Hadoop Data File System (HDFS):

  • This is used to store files that are too large to fit on one Hard disk.
  • We use this when we store data on JBOD (Just a bunch of Disks) or Directly attached storage instead of using some networked storage. Here our disks are physically attached to each node.
  • This is not posix compliant, so operating system filesystem cant directly communicate with it, instead a REST api is used or some other CLI applications.
  • Divide the file into equally sized chunks and distribute them on multiple hard drives.
  • Hadoop provides a virtual file interface which allows us to interact with the file as if it was a single large file rather than distributed.
  • since Hadoop keeps track of which drive which chunk of the file is on, we can utilize parallel processing by allocating the cpu that is closest to the drive with data that needs to be processed.

Resilient Distributed Dataset (RDD):

  • This is the basic primitive/first class citizen used by ApacheSpark.
  • They can be made from any underlying data system like SQl/NoSQL/ObjectStore etc.
  • They can be typed (int, str etc)
  • They are lazy (node only used if data is needed)
  • RDD is basically a bunch of data that is in the memory of our jvm worker nodes. When the sum of all our worker node’s memory is filled up this is spilled to disk.

Bash aliases are good to replace single line commands like alias desk = cd ~/Desktop. Functions are kept in the .bashrc file and they are loaded into memory with the terminal so they are good for multiple line commands that we reuse many many times within the terminal. Scripts are things that are not only useful within the terminal but also outside. Scripts are loaded from file everytime they are run. Scripts are supposed to not be ran that often so there is no point in keeping them in memory. Scripts are available to other programs to use. Functions are only for use within the original terminal instance, not its children, not other programs.
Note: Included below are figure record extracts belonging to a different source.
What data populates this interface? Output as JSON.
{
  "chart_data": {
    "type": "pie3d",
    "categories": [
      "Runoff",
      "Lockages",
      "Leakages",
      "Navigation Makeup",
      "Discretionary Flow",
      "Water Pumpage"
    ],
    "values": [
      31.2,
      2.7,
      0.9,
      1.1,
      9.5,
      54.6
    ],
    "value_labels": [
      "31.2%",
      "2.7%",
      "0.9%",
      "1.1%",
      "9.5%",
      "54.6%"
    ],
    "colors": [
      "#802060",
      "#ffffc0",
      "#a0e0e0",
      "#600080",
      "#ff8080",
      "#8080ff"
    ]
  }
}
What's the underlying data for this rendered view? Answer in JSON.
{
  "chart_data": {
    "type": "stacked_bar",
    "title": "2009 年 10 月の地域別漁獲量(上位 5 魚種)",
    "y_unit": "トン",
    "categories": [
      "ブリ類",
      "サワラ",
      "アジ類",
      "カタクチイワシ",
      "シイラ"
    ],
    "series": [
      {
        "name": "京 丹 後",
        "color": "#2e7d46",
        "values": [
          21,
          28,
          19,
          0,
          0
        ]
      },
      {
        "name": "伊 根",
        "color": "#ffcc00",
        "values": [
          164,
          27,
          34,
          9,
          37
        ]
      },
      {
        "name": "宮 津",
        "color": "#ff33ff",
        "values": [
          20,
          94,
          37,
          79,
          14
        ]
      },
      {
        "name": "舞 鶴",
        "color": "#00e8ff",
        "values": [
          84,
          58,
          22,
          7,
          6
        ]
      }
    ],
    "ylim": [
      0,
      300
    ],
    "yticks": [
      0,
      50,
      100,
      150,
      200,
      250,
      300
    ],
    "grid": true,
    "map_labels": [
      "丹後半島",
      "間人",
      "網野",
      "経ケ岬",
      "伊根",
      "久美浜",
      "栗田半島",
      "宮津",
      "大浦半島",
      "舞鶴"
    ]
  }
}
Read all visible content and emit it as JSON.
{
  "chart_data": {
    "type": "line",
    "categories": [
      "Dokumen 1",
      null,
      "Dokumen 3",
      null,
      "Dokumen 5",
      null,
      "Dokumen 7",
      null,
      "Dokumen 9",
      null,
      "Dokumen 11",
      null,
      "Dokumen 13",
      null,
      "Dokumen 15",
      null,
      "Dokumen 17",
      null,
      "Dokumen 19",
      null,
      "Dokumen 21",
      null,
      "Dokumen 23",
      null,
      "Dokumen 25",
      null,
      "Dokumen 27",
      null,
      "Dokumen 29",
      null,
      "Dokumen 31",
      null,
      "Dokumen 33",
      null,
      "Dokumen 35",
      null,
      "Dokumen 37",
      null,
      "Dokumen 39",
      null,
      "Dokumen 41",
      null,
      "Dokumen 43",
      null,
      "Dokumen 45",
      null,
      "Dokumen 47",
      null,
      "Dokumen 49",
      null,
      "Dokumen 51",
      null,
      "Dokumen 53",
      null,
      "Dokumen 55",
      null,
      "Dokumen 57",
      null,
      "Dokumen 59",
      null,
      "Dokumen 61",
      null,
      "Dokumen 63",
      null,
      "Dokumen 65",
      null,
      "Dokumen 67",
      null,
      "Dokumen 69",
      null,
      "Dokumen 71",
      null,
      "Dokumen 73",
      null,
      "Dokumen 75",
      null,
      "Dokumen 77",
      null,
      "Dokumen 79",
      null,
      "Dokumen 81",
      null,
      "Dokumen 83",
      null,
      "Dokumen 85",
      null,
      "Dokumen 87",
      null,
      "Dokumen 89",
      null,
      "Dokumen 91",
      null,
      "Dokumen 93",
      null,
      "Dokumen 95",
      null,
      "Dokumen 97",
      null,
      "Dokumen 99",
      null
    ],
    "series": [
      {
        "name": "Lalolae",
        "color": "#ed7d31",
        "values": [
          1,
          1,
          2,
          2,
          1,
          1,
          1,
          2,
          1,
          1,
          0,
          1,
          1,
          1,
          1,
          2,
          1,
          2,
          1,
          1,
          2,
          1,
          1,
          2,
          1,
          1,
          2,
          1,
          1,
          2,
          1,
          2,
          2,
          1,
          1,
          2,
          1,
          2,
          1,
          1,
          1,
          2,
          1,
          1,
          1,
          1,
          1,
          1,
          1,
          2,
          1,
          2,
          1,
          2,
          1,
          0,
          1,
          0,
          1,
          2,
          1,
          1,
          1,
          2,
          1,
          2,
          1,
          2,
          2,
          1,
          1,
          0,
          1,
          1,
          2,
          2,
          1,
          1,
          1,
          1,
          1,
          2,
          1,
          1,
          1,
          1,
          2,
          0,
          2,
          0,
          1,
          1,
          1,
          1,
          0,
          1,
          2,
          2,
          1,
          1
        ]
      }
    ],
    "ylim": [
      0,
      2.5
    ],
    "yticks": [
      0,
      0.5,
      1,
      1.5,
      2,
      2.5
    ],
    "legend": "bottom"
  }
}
Learnt to follow a recipe to install and deploy a ruby on rails app to heroku. (TheOdinProject) didnt learn anything honestly… Read up on some web basics, DNS/HTTP/Packets. Nothing new.

Support vector machines are modified versions of logistic regression with regularization. We change the cost function from log loss to something called the hinge loss. Also we get rid of the regularization parameter lambda and instead put a constant C multiplied with the first term in the loss function. Previously large values of lambda resulted in us giving more weight to minimizing the 2nd term. In SVMs large values of C are equivalent to giving more weight to minimizing the first term which we can have the intuition for as maximizing the margin from the decision boundary to all data points. This is why SVMs are also called large margin classifiers. So: Large C means large margin but there is a problem, if we have outliers then we will end up learning a very bad decision boundary just to maximize the margin, wiggle room and misclassifications are allowed by reducing the value of C. Like tuning the value of lambda allowed us to simplify the logistic regression model, similarly tuning the value of C allows us to tune the SVM.